Hand sanitizers can vary in the amount of alcohol they contain, ranging anywhere from 60 to 95 percent (180 proof)! To put that into perspective, beer is only 8 proof and wine is generally 24 proof. The Material Safety Data Sheet (MSDS,) a globally accepted system for cataloging information on chemicals, states the following warnings on Ethyl Alcohol:
“May cause systemic toxicity with acidosis, liver and kidney damage. May cause central nervous system depression, characterized by excitement, followed by headaches, dizziness, drowsiness, and nausea. Advanced stages may cause collapse, unconsciousness, coma and possible death due to respiratory failure.”
The health care industry relies on hand sanitizers to save time. Family doctors and dentists use them between patients and hospital physicians and nurses often rely on them in lieu of pre and post-op surgical handwashing! Long-term-care facilities keep hand sanitizers in every room…right next to the sink.

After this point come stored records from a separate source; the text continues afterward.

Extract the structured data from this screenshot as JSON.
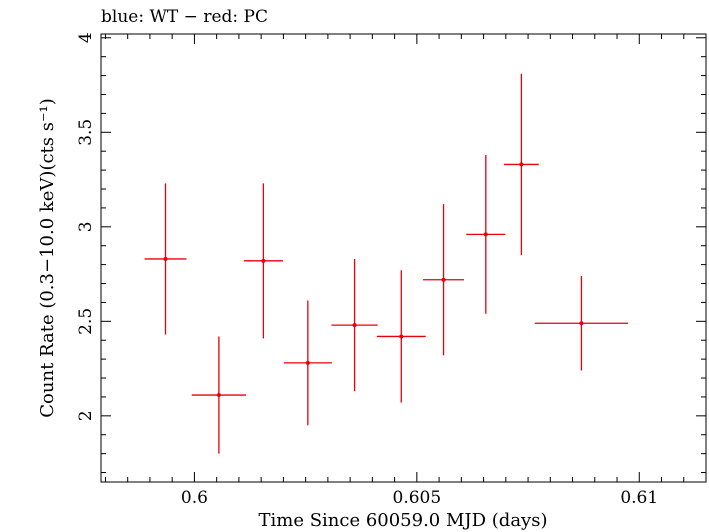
{
  "chart_data": {
    "type": "scatter",
    "title": "blue: WT − red: PC",
    "xlabel": "Time Since 60059.0 MJD (days)",
    "ylabel": "Count Rate (0.3−10.0 keV)(cts s⁻¹)",
    "xlim": [
      0.5979,
      0.6115
    ],
    "ylim": [
      1.65,
      4.02
    ],
    "x_ticks": [
      {
        "value": 0.6,
        "label": "0.6"
      },
      {
        "value": 0.605,
        "label": "0.605"
      },
      {
        "value": 0.61,
        "label": "0.61"
      }
    ],
    "y_ticks": [
      {
        "value": 2,
        "label": "2"
      },
      {
        "value": 2.5,
        "label": "2.5"
      },
      {
        "value": 3,
        "label": "3"
      },
      {
        "value": 3.5,
        "label": "3.5"
      },
      {
        "value": 4,
        "label": "4"
      }
    ],
    "grid": false,
    "series": [
      {
        "name": "PC",
        "color": "#e8000b",
        "points": [
          {
            "x": 0.59935,
            "xerr": 0.00047,
            "y": 2.83,
            "yerr": 0.4
          },
          {
            "x": 0.60055,
            "xerr": 0.00061,
            "y": 2.11,
            "yerr": 0.31
          },
          {
            "x": 0.60155,
            "xerr": 0.00044,
            "y": 2.82,
            "yerr": 0.41
          },
          {
            "x": 0.60255,
            "xerr": 0.00054,
            "y": 2.28,
            "yerr": 0.33
          },
          {
            "x": 0.6036,
            "xerr": 0.00052,
            "y": 2.48,
            "yerr": 0.35
          },
          {
            "x": 0.60465,
            "xerr": 0.00055,
            "y": 2.42,
            "yerr": 0.35
          },
          {
            "x": 0.6056,
            "xerr": 0.00046,
            "y": 2.72,
            "yerr": 0.4
          },
          {
            "x": 0.60655,
            "xerr": 0.00044,
            "y": 2.96,
            "yerr": 0.42
          },
          {
            "x": 0.60735,
            "xerr": 0.00039,
            "y": 3.33,
            "yerr": 0.48
          },
          {
            "x": 0.6087,
            "xerr": 0.00105,
            "y": 2.49,
            "yerr": 0.25
          }
        ]
      }
    ]
  }
}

Natural Alternatives to Hand Sanitizers
Hand sanitizers were developed to use in a pinch when soap and water weren’t available, but they were never intended as a replacement for soap and water. However, when parents are out and about, it’s not always easy to get a child to soap and running water. Even as adults we may find it inconvenient to find a sink when our hands are dirty. There’s a healthier alternative; make your own hand sanitizer using natural plant extracts, known as “essential oils.” Current research shows they have powerful anti-bacterial, anti-viral, anti-fungal, and anti-microbial properties. Dr. Diane Horne of Weber State University in Ogden, Utah, presented findings to the 98th general assembly of The American Society of Microbiology. Dr. Horne’s researchers tested the germ destroying properties of 74 essential oils and discovered that the best results occurred with oregano, thyme and rosewood oils. These oils are a powerful remedy against many tough germs, even those that may not be fully destroyed by ethyl alcohol like the coronavirus!
Here’s the recipe:
Mix 4 ounces of water with 10 drops of essential oils such as oregano, thyme and rosewood oil, and half a capful of white vinegar. White vinegar kills germs and serves as a natural preservative. For a thicker consistency, substitute 4 ounces of Aloe Vera Gel instead of water. For even more germ-fighting and anti-oxidant protection, you can add a few drops of lemon juice. Store them in travel-sized containers that will fit conveniently in a pocket, purse or glove box.
Using a natural hand sanitizer is a safe and effective replacement for alcohol-based products that contain harsh and toxic chemicals. But, if you really want to protect yourself from coronavirus and have the cleanest, germ-free hands possible, take the advice of my grandfather and put those dirty hands under the faucet, lather up with soap and warm water and scrub-a-dub-dub.